Wednesday, September 19, 2007

My Life in Blue

The main attraction of this week’s discussion has been the movie Ma Vie en Rose. I thought that this was a fairly fitting title seeing as Ludo was criticized for everything he did, including his choice of clothing and hair style and was brutally rebuffed for repeatedly trying to wear pink dresses. This film brought up many different topics in class, some that I had noted while watching and some that had not even occurred to me.
Something that I did notice throughout the movie was the continual reference to how the father has changed. The family members said that he worked too much and was getting “as mean as Albert.” With this in mind, I found it difficult to be quick to judge the father, hoping that the man he used to be before moving to this neighborhood and receiving such pressure at his job. This is not something that was considered among many other classmates. In the end, my hope was fulfilled and it was the father, not the originally supportive mother, who wanted Ludo to be comfortable and would love him either way.
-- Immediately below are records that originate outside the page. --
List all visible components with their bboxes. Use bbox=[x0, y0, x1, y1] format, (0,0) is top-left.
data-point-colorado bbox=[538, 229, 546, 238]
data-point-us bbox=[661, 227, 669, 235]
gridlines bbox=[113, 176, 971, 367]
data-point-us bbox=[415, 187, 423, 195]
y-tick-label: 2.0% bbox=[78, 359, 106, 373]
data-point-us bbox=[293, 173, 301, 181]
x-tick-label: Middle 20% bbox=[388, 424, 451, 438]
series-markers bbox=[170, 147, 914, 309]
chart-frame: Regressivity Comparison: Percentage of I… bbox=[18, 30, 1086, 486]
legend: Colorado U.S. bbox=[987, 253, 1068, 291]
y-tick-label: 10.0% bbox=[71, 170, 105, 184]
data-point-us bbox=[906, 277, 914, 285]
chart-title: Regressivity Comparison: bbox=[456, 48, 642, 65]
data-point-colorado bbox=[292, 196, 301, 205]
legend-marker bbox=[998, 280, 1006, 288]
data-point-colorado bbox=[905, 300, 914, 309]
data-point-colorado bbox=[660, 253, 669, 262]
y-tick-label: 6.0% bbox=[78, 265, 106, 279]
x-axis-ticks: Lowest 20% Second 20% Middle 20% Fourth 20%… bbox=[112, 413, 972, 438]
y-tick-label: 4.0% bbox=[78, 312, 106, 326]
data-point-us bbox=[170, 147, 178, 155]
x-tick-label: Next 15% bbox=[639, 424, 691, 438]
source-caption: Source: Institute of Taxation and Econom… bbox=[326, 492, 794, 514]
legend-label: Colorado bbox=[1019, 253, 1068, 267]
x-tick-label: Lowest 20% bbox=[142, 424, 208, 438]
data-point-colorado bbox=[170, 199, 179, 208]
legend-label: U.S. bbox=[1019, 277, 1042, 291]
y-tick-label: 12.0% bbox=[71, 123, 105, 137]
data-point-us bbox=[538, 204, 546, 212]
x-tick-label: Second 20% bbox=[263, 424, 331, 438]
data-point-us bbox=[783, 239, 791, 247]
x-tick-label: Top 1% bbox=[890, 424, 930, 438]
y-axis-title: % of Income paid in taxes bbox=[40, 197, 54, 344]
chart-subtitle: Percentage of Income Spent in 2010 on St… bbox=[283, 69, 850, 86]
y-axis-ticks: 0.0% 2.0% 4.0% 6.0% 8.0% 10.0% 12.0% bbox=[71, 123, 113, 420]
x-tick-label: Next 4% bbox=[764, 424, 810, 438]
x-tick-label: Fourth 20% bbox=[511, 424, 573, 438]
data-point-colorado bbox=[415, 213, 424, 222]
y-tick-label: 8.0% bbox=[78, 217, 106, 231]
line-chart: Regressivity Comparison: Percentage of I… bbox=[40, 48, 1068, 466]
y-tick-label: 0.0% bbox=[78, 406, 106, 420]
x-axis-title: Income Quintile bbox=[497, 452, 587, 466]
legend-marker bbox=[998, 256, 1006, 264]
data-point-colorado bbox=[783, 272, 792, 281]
Another topic that we didn’t get a chance to talk about in class was the outcome in the change in Ludo’s mother. After someone wrote nasty comments about being ‘bent” on the garage door, his mother transformed. She no longer wanted to wait for Ludo to find his identity, for the psychologist to talk him out of it, for everyone in the neighborhood to loosen up. The transformation quickly went beyond just an exhaustion of patience, however, as she began to openly scream at Ludo, telling him that everything was his fault. I think that his young age made him not fully resent his mother for this and almost not even understand the gravity of what she was saying, however, because when he had the choice to stay with his grandma or move away with his family, he woke up crying for his mother. Even in the new town, at the end of the movie, his mother told him he was the cause for this, the cause for their unhappiness. Lastly, she results to physical violence when she thinks he has put on a dress by choice. I think the important thing to note here is the psychological effects of her actions and how Ludo will deal with them in the future.
This is something that I think oftentimes gets overlooked when talking about intersex children is that every decision family members make, every word that they speak, will have an impact on the child. Though Ludo was only seven and may have not understood everything that was happening to him and why people refused to understand his logic, he will grow up. He will never forget the abandonment by his older brother in the locker room, his father’s clenched fists and his mother’s blame. These events will surely influence the person that Ludo grows to be and what types of things he deals with mentally later on. I think that this is something that should always be remembered, whether your child is intersex, transsexual, heterosexual or the like…the way we treat our children shapes who they will be and how they perceive things and deal with them in the future.